To ensure your project will work out and deliver what you want and expect, it is essential to carry out a feasibility study at an early point in the process. There are many types of feasibility study but in this context it refers to whether a project can be developed to meet your objectives given its context and the resources available.
The main activities of the feasibility process are research which should focus on answering the following questions for the project:
- Is the project desirable? (from all stakeholders points of view)
- Can the project be accomplished? (from a legal point of view and with the time and resources available)
- Is the project viable? (will it cover its costs and make a surplus over a defined period)
A feasibility study is not a business plan. Instead a feasibility process answers the question "Is this a viable business venture?" from a number of financial, operational and technical perspectives and provides a plan that outlines the actions needed to take the proposal from 'idea' to 'reality.'
The feasibility study may narrow the scope of any project to identify and define two or three scenarios or alternatives from which the "best" alternative can be chosen. This becomes the basis of the business plan. By contrast the business plan deals with only one model.
It is important to remember that a feasibility process is just that - to see if a project is feasible - and it may not be. Legal constraints, technical difficulties, high capital costs, limited revenue generating possibilities and lack of energy and commitment by project champions may all provide insuperable barriers. Careful consideration will need to be given to the risks and liabilities and the time and energy that may be needed to make things happen: the bureaucracy that will have to be waded through to do so should not be underestimated.

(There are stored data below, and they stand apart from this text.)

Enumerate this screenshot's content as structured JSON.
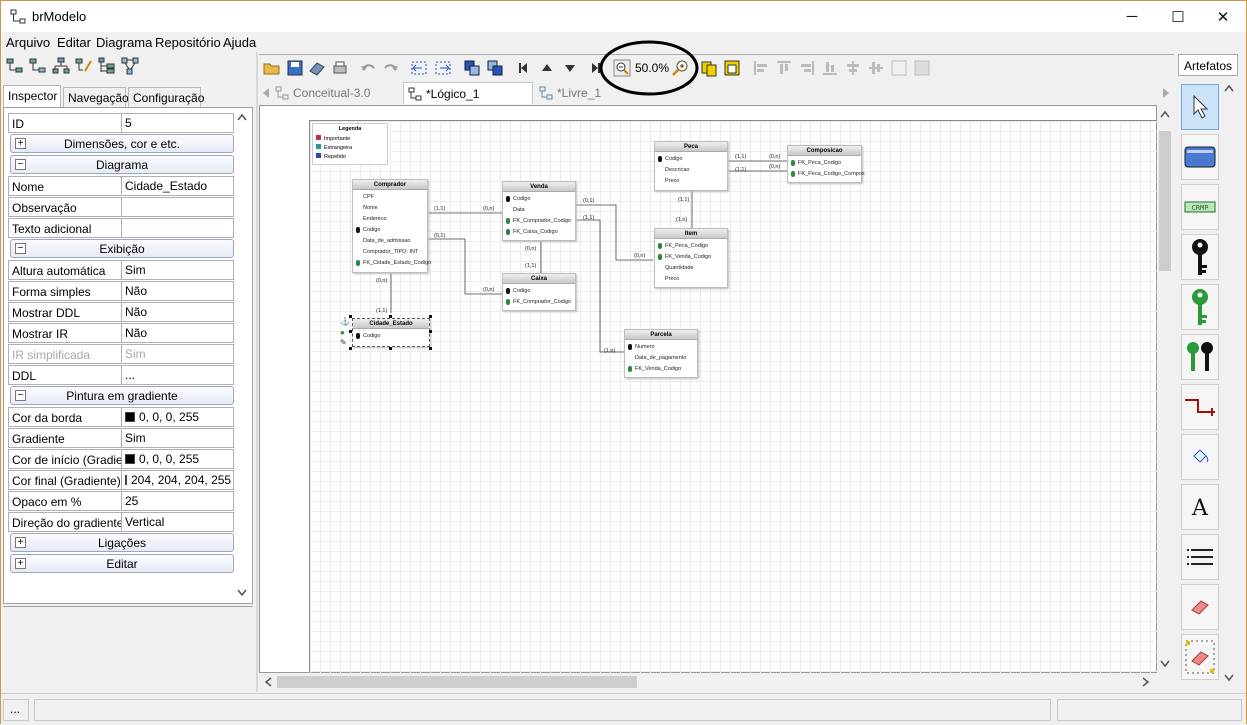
{
  "window": {
    "title": "brModelo",
    "minimize": "─",
    "maximize": "☐",
    "close": "✕"
  },
  "menu": [
    "Arquivo",
    "Editar",
    "Diagrama",
    "Repositório",
    "Ajuda"
  ],
  "left_tabs": [
    "Inspector",
    "Navegação",
    "Configuração"
  ],
  "inspector": {
    "id": {
      "label": "ID",
      "value": "5"
    },
    "grp_dimensoes": "Dimensões, cor e etc.",
    "grp_diagrama": "Diagrama",
    "nome": {
      "label": "Nome",
      "value": "Cidade_Estado"
    },
    "observacao": {
      "label": "Observação",
      "value": ""
    },
    "texto_adicional": {
      "label": "Texto adicional",
      "value": ""
    },
    "grp_exibicao": "Exibição",
    "altura": {
      "label": "Altura automática",
      "value": "Sim"
    },
    "forma": {
      "label": "Forma simples",
      "value": "Não"
    },
    "ddl_show": {
      "label": "Mostrar DDL",
      "value": "Não"
    },
    "ir_show": {
      "label": "Mostrar IR",
      "value": "Não"
    },
    "ir_simpl": {
      "label": "IR simplificada",
      "value": "Sim"
    },
    "ddl": {
      "label": "DDL",
      "value": "..."
    },
    "grp_pintura": "Pintura em gradiente",
    "cor_borda": {
      "label": "Cor da borda",
      "value": "0, 0, 0, 255",
      "color": "#000000"
    },
    "gradiente": {
      "label": "Gradiente",
      "value": "Sim"
    },
    "cor_inicio": {
      "label": "Cor de início (Gradiente)",
      "value": "0, 0, 0, 255",
      "color": "#000000"
    },
    "cor_final": {
      "label": "Cor final (Gradiente)",
      "value": "204, 204, 204, 255",
      "color": "#cccccc"
    },
    "opaco": {
      "label": "Opaco em %",
      "value": "25"
    },
    "direcao": {
      "label": "Direção do gradiente",
      "value": "Vertical"
    },
    "grp_ligacoes": "Ligações",
    "grp_editar": "Editar"
  },
  "toolbar": {
    "zoom": "50.0%"
  },
  "doc_tabs": [
    "Conceitual-3.0",
    "*Lógico_1",
    "*Livre_1"
  ],
  "artefatos": {
    "title": "Artefatos"
  },
  "status": {
    "left": "..."
  },
  "diagram": {
    "legend": {
      "title": "Legenda",
      "items": [
        "Importante",
        "Estrangeira",
        "Repetido"
      ]
    },
    "comprador": {
      "name": "Comprador",
      "attrs": [
        "CPF",
        "Nome",
        "Endereco",
        "Codigo",
        "Data_de_admissao",
        "Comprador_TIPO: INT",
        "FK_Cidade_Estado_Codigo"
      ]
    },
    "venda": {
      "name": "Venda",
      "attrs": [
        "Codigo",
        "Data",
        "FK_Comprador_Codigo",
        "FK_Caixa_Codigo"
      ]
    },
    "caixa": {
      "name": "Caixa",
      "attrs": [
        "Codigo",
        "FK_Comprador_Codigo"
      ]
    },
    "cidade": {
      "name": "Cidade_Estado",
      "attrs": [
        "Codigo"
      ]
    },
    "peca": {
      "name": "Peca",
      "attrs": [
        "Codigo",
        "Descricao",
        "Preco"
      ]
    },
    "composicao": {
      "name": "Composicao",
      "attrs": [
        "FK_Peca_Codigo",
        "FK_Peca_Codigo_Compos"
      ]
    },
    "item": {
      "name": "Item",
      "attrs": [
        "FK_Peca_Codigo",
        "FK_Venda_Codigo",
        "Quantidade",
        "Preco"
      ]
    },
    "parcela": {
      "name": "Parcela",
      "attrs": [
        "Numero",
        "Data_de_pagamento",
        "FK_Venda_Codigo"
      ]
    },
    "cards": {
      "c_venda_1": "(1,1)",
      "c_venda_2": "(0,n)",
      "c_caixa_1": "(0,1)",
      "c_caixa_2": "(0,n)",
      "c_cid_1": "(0,n)",
      "c_cid_2": "(1,1)",
      "c_vc_1": "(0,n)",
      "c_vc_2": "(1,1)",
      "c_vi_1": "(0,1)",
      "c_vi_2": "(0,n)",
      "c_vp_1": "(1,1)",
      "c_vp_2": "(1,n)",
      "c_pi_1": "(1,1)",
      "c_pi_2": "(1,n)",
      "c_pc_1": "(1,1)",
      "c_pc_2": "(0,n)",
      "c_pc_3": "(1,1)",
      "c_pc_4": "(0,n)"
    }
  }
}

The important thing is not to pursue hopeless causes and try to balance being optimistic with being realistic and prudent throughout the process.
At this stage of a project, resources may be needed to appoint professional advisors to facilitate stake holder involvement in the project. Alternatively, this stage may be delivered by volunteers working with professional advisors or other local organisations that are deferring fee payments or providing services at no cost to the project.
Whichever way the project feasibility process is devised and implemented, the process will enable significant opportunities to engage with stakeholders in its development.